Il y a une continuité entre le patron, l’estancia et ses employés. Non pas forcément une continuité dans le temps qui voudraient que les employés soient particulièrement fidèles à leurs patrons mais une continuité de nature. Ils font partie de la même branche, ils sont dans un même bateau, si dépendants l’un de l’autre. L’intelligence du lien paternaliste travaille à signifier, dans le langage des actes et des façons d’être, une identité de nature entre les deux groupes. Le secret, qu’avait si bien intériorisé Juan Ansola, s’est d’être plus gaucho que le gaucho. Monsieur L. me raconte cette anecdote qui circule de bouche en bouche : un jour des éleveurs de Buenos Aires sont venus pour acheter 7000 têtes de bétail à don Ansola. A l’homme qui leur a ouvert le portail, ils ont donné un pourboire, avant de se rendre compte qu’ils avaient à faire à don Ansola en personne. « Il s’habillait comme un gaucho, souvent il était même pieds nus ». Comme un paon qui fait la roue, le vrai patron est celui qui suscite l’admiration des ses peones parce qu’il rivalise avec eux sur le même terrain. « Si tu sais monter à cheval, continue monsieur L., si tu sais retourner un veau dans l’enclos, tu seras respecté. Si tu sais faire ce qu’ils sont capables de faire, ils t’accorderont l’autorité, c’est ça le secret ». Donner l’illusion donc d’être avec eux sur un plan d’égalité, s’habiller pour le patron, à la mode gauchesque, tout en signifiant, quelque part, qu’il y a une barrière infranchissable. L’écart différentiel (Boidin 2004) perçu entre la famille propriétaire et les employés varie selon les circonstances sans jamais pouvoir être dépassé, oublié absolument. La ligne de démarcation qui sépare les deux groupes est un fossé, que la cohabitation dans l’espace restreint, confiné, isolé-désolé de l’estancia, ne peut pas remplir puisque c’est justement ce creux qui assure la stabilité des deux rives. C’est la tension d’être au-dessus du fossé ensemble, tenus par « ce qui a toujours été » qui assure, plus que n’importe quoi la pérennité de la structure. Ils s’aiment littéralement d’un impossible amour qui les fait tenir les uns avec les autres. Chacun sait cette loi, que d’ailleurs énonce un des épisodes de la légende du Gauchito Gil qui raconte comment Antonio Gil a du renoncer à l’amour, réciproque, qu’il portait à la fille de son patron.

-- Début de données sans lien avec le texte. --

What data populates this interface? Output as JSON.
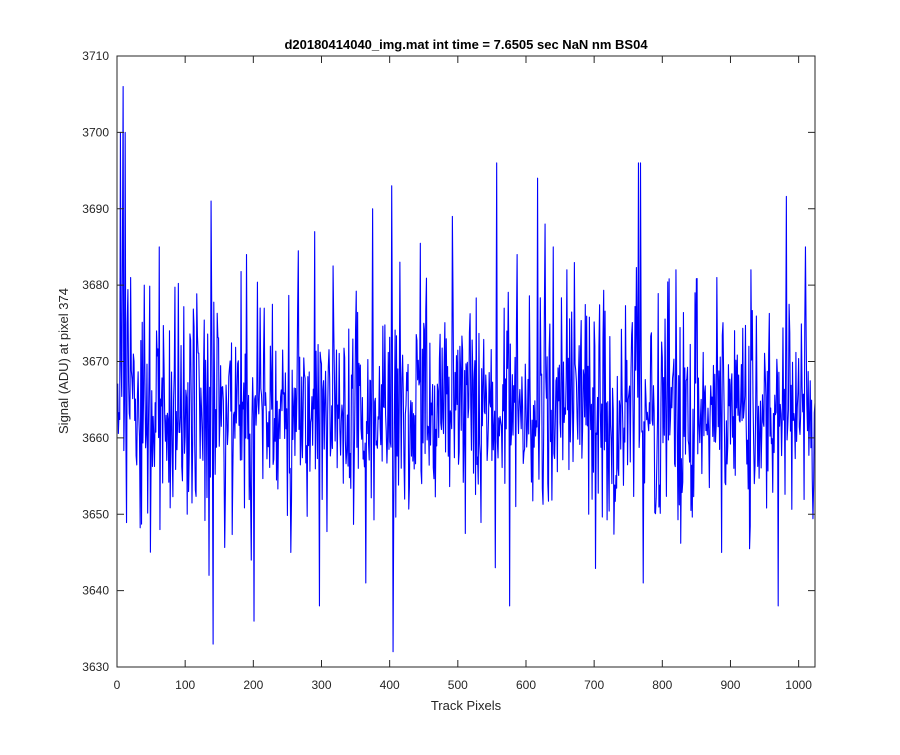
{
  "chart_data": {
    "type": "line",
    "title": "d20180414040_img.mat int time = 7.6505 sec  NaN nm BS04",
    "xlabel": "Track Pixels",
    "ylabel": "Signal (ADU) at pixel 374",
    "xlim": [
      0,
      1024
    ],
    "ylim": [
      3630,
      3710
    ],
    "xticks": [
      0,
      100,
      200,
      300,
      400,
      500,
      600,
      700,
      800,
      900,
      1000
    ],
    "yticks": [
      3630,
      3640,
      3650,
      3660,
      3670,
      3680,
      3690,
      3700,
      3710
    ],
    "grid": false,
    "legend": "none",
    "line_color": "#0000ff",
    "series": [
      {
        "num_points": 1024,
        "x_start": 1,
        "x_step": 1,
        "y_mean": 3664,
        "y_std": 7.5,
        "y_min": 3632,
        "y_max": 3706,
        "noise_seed": 374,
        "peaks": [
          {
            "x": 5,
            "y": 3700
          },
          {
            "x": 8,
            "y": 3685
          },
          {
            "x": 9,
            "y": 3706
          },
          {
            "x": 12,
            "y": 3700
          },
          {
            "x": 20,
            "y": 3681
          },
          {
            "x": 40,
            "y": 3680
          },
          {
            "x": 62,
            "y": 3685
          },
          {
            "x": 138,
            "y": 3691
          },
          {
            "x": 141,
            "y": 3633
          },
          {
            "x": 135,
            "y": 3642
          },
          {
            "x": 190,
            "y": 3684
          },
          {
            "x": 197,
            "y": 3644
          },
          {
            "x": 201,
            "y": 3636
          },
          {
            "x": 210,
            "y": 3677
          },
          {
            "x": 255,
            "y": 3645
          },
          {
            "x": 290,
            "y": 3687
          },
          {
            "x": 297,
            "y": 3638
          },
          {
            "x": 365,
            "y": 3641
          },
          {
            "x": 375,
            "y": 3690
          },
          {
            "x": 403,
            "y": 3693
          },
          {
            "x": 405,
            "y": 3632
          },
          {
            "x": 415,
            "y": 3683
          },
          {
            "x": 450,
            "y": 3675
          },
          {
            "x": 492,
            "y": 3689
          },
          {
            "x": 555,
            "y": 3643
          },
          {
            "x": 557,
            "y": 3696
          },
          {
            "x": 587,
            "y": 3684
          },
          {
            "x": 617,
            "y": 3694
          },
          {
            "x": 628,
            "y": 3688
          },
          {
            "x": 640,
            "y": 3685
          },
          {
            "x": 660,
            "y": 3682
          },
          {
            "x": 692,
            "y": 3650
          },
          {
            "x": 765,
            "y": 3696
          },
          {
            "x": 768,
            "y": 3696
          },
          {
            "x": 772,
            "y": 3641
          },
          {
            "x": 820,
            "y": 3682
          },
          {
            "x": 880,
            "y": 3681
          },
          {
            "x": 887,
            "y": 3645
          },
          {
            "x": 930,
            "y": 3682
          },
          {
            "x": 970,
            "y": 3638
          },
          {
            "x": 1010,
            "y": 3685
          }
        ]
      }
    ]
  }
}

L’inégalité économique, sociale, culturelle entre les deux types de familles a quelque chose d’abyssale. Les uns ont reçu l’éducation de l’école, ils ont une vision du monde occidentale, les autres ne savent pas vraiment écrire, ni situer la France - puisque c’est l’exemple qui nous concerna -, dans le monde. La question des ressources intellectuelles de chacun est un enjeu de force pour la légitimation des statuts sociaux. Monsieur J., président de la Rural, suscite l’admiration de son capataz : « doctor J. si que sabe mucho, nosotros somos ignorantes, nos tiene que explicar, sino nos pueden engañar ». L’inculture des employés à son tour est perçue par les patrons comme un fait « naturel ». Suivant cette logique perceptive, un peon d’estancia est nécessairement dépourvu de culture générale, il est « comme un enfant ». Sa fonction n’est pas d’être doué à l’école puisqu’il est destiné à ne travailler qu’avec son corps, comme la structure sociale le détermine. Le réel, celui de la reproduction sociale de l’inégalité, est perçu en tant qu’ordre naturel, indépendant de la volonté des sujets :

« ce qui est exprimé par la classe majoritaire c’est l’impossibilité qu’elle présume chez les minoritaires d’acquérir la culture ; ou bien encore elle leur attribue une « insuffisance d’évolution » dont le statut est pour le moins ambigu : ce manque d’évolution, sans se référer explicitement à une interprétation de « nature insuffisante », reste souvent exprimé selon une forme sémantique qui penche dans le sens d’une insuffisance « naturelle ». » (Guillaumin 2002, 15 1512Z&&151).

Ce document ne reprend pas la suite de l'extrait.